If you spot any trouble or have any question, please open a github issue.

API

class hub.dataset.Dataset(tensors: Dict[str, hub.collections.tensor.core.Tensor], metainfo={})
property citation

Dataset citation

property count

len of dataset (len of tensors across axis 0, yes, they all should be = to each other) Returns -1 if length is unknown

delete(tag, creds=None, session_creds=True) → bool

Deletes dataset given tag(filepath) and credentials (optional)

property description

Dataset description

property howtoload

Dataset howtoload

items()

Returns tensors

keys()

Returns names of tensors

property license

Dataset license

property meta

Dict of meta’s of each tensor meta of tensor contains all metadata for tensor storage

store(tag, creds=None, session_creds=True) → hub.collections.dataset.core.Dataset

Stores dataset by tag(filepath) given credentials (can be omitted)

to_pytorch(transform=None, max_text_len=30)

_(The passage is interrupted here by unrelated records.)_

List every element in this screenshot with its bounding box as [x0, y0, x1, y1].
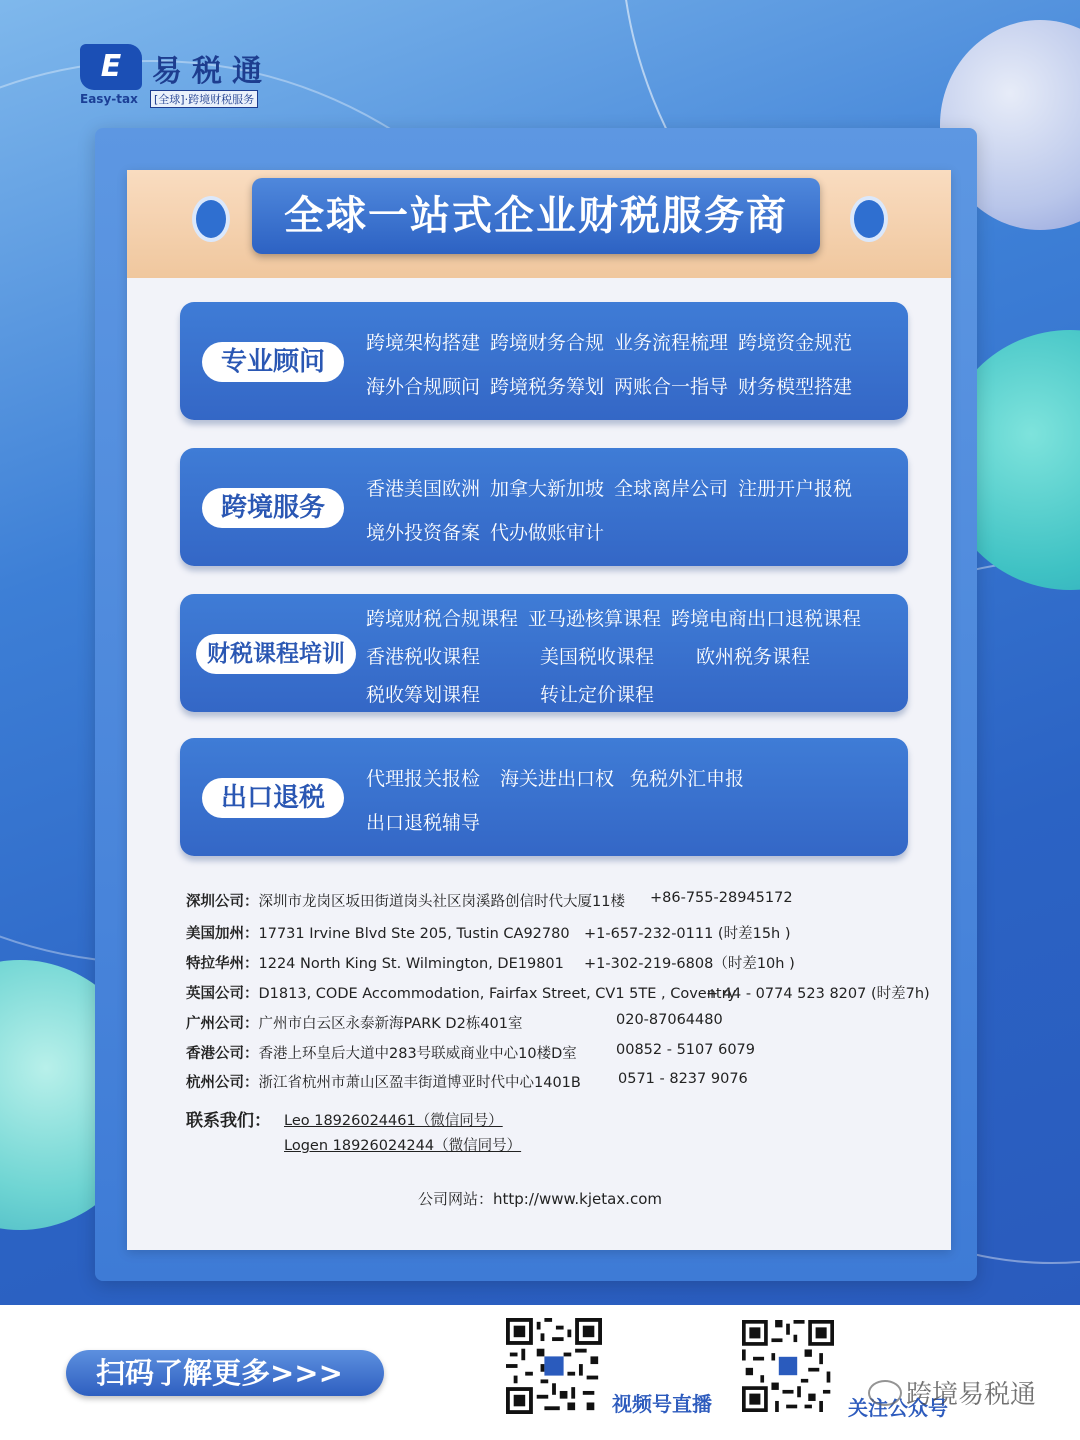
service-block-training	[180, 594, 908, 712]
contact-row	[186, 1071, 748, 1092]
service-item: 税收筹划课程	[366, 684, 481, 706]
service-label: 出口退税	[202, 778, 344, 818]
contact-row	[186, 890, 793, 911]
contact-person-link[interactable]: Leo 18926024461（微信同号）	[284, 1113, 503, 1129]
contact-address: 广州市白云区永泰新海PARK D2栋401室	[258, 1016, 523, 1032]
service-row	[366, 642, 820, 669]
service-item: 境外投资备案	[366, 522, 481, 544]
logo-chinese-name: 易税通	[152, 54, 272, 89]
contact-phone: +1-302-219-6808（时差10h )	[584, 956, 795, 972]
qr-label-video: 视频号直播	[612, 1392, 712, 1416]
service-row	[366, 808, 490, 835]
logo	[80, 44, 280, 110]
service-row	[366, 474, 862, 501]
qr-code-video-icon[interactable]	[506, 1318, 602, 1414]
service-item: 两账合一指导	[614, 376, 729, 398]
contact-address: 香港上环皇后大道中283号联威商业中心10楼D室	[258, 1046, 577, 1062]
service-label: 专业顾问	[202, 342, 344, 382]
wechat-watermark-icon	[868, 1380, 902, 1406]
service-item: 香港美国欧洲	[366, 478, 481, 500]
contact-address: D1813, CODE Accommodation, Fairfax Street, CV1 5TE , Coventry	[258, 986, 737, 1002]
service-block-export-rebate	[180, 738, 908, 856]
contact-label: 香港公司：	[186, 1046, 259, 1062]
service-item: 加拿大新加坡	[490, 478, 605, 500]
service-item: 跨境税务筹划	[490, 376, 605, 398]
service-item: 海关进出口权	[500, 768, 615, 790]
service-item: 免税外汇申报	[630, 768, 745, 790]
contact-row	[186, 922, 791, 943]
contact-row	[186, 982, 930, 1003]
contact-address: 1224 North King St. Wilmington, DE19801	[258, 956, 564, 972]
contact-address: 17731 Irvine Blvd Ste 205, Tustin CA92780	[258, 926, 570, 942]
service-label: 跨境服务	[202, 488, 344, 528]
service-row	[366, 518, 614, 545]
service-item: 跨境财务合规	[490, 332, 605, 354]
contact-label: 杭州公司：	[186, 1075, 259, 1091]
service-item: 转让定价课程	[540, 684, 655, 706]
contact-address: 浙江省杭州市萧山区盈丰街道博亚时代中心1401B	[258, 1075, 581, 1091]
contact-phone: +86-755-28945172	[650, 890, 793, 906]
service-item: 全球离岸公司	[614, 478, 729, 500]
qr-label-wechat: 关注公众号	[848, 1396, 948, 1420]
service-item: 亚马逊核算课程	[528, 608, 662, 630]
service-block-consulting	[180, 302, 908, 420]
contact-phone: +1-657-232-0111 (时差15h )	[584, 926, 791, 942]
contact-row	[186, 1012, 723, 1033]
service-item: 跨境资金规范	[738, 332, 853, 354]
contact-phone: + 44 - 0774 523 8207 (时差7h)	[706, 986, 930, 1002]
service-item: 业务流程梳理	[614, 332, 729, 354]
contact-address: 深圳市龙岗区坂田街道岗头社区岗溪路创信时代大厦11楼	[258, 894, 625, 910]
logo-mark: E	[80, 44, 142, 90]
contact-phone: 0571 - 8237 9076	[618, 1071, 748, 1087]
service-item: 注册开户报税	[738, 478, 853, 500]
service-row	[366, 604, 871, 631]
contact-label: 美国加州：	[186, 926, 259, 942]
binder-hole-left	[192, 196, 230, 242]
contact-label: 广州公司：	[186, 1016, 259, 1032]
qr-code-wechat-icon[interactable]	[742, 1320, 834, 1412]
contact-label: 英国公司：	[186, 986, 259, 1002]
contact-phone: 00852 - 5107 6079	[616, 1042, 755, 1058]
service-item: 代办做账审计	[490, 522, 605, 544]
binder-hole-right	[850, 196, 888, 242]
contact-row	[186, 952, 795, 973]
service-item: 跨境架构搭建	[366, 332, 481, 354]
service-row	[366, 764, 754, 791]
service-item: 跨境电商出口退税课程	[671, 608, 862, 630]
contact-us-label: 联系我们：	[186, 1111, 271, 1131]
page-title: 全球一站式企业财税服务商	[252, 178, 820, 254]
contact-person-link[interactable]: Logen 18926024244（微信同号）	[284, 1138, 522, 1154]
website-link[interactable]: 公司网站：http://www.kjetax.com	[418, 1190, 662, 1208]
service-row	[366, 328, 862, 355]
service-item: 跨境财税合规课程	[366, 608, 519, 630]
service-item: 出口退税辅导	[366, 812, 481, 834]
service-item: 代理报关报检	[366, 768, 481, 790]
watermark-text: 跨境易税通	[906, 1380, 1037, 1410]
contact-label: 特拉华州：	[186, 956, 259, 972]
contact-row	[186, 1042, 755, 1063]
logo-english-name: Easy-tax	[80, 92, 138, 106]
service-row	[366, 372, 862, 399]
service-label: 财税课程培训	[196, 634, 356, 674]
service-item: 欧州税务课程	[696, 646, 811, 668]
contact-label: 深圳公司：	[186, 894, 259, 910]
scan-more-button[interactable]: 扫码了解更多>>>	[66, 1350, 384, 1396]
service-item: 财务模型搭建	[738, 376, 853, 398]
logo-tagline: [全球]·跨境财税服务	[150, 90, 258, 108]
contact-phone: 020-87064480	[616, 1012, 723, 1028]
service-row	[366, 680, 664, 707]
service-item: 香港税收课程	[366, 646, 481, 668]
service-item: 海外合规顾问	[366, 376, 481, 398]
service-block-cross-border	[180, 448, 908, 566]
service-item: 美国税收课程	[540, 646, 655, 668]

Transforms into pytorch dataset

Parameters
  • transform (func) – any transform that takes input a dictionary of a sample and returns transformed dictionary

  • max_text_len (integer) – the maximum length of text strings that would be stored. Strings longer than this would be snipped

to_tensorflow(max_text_len=30)

Transforms into tensorflow dataset

Parameters

max_text_len (integer) – the maximum length of text strings that would be stored. Strings longer than this would be snipped

values()

Returns tensors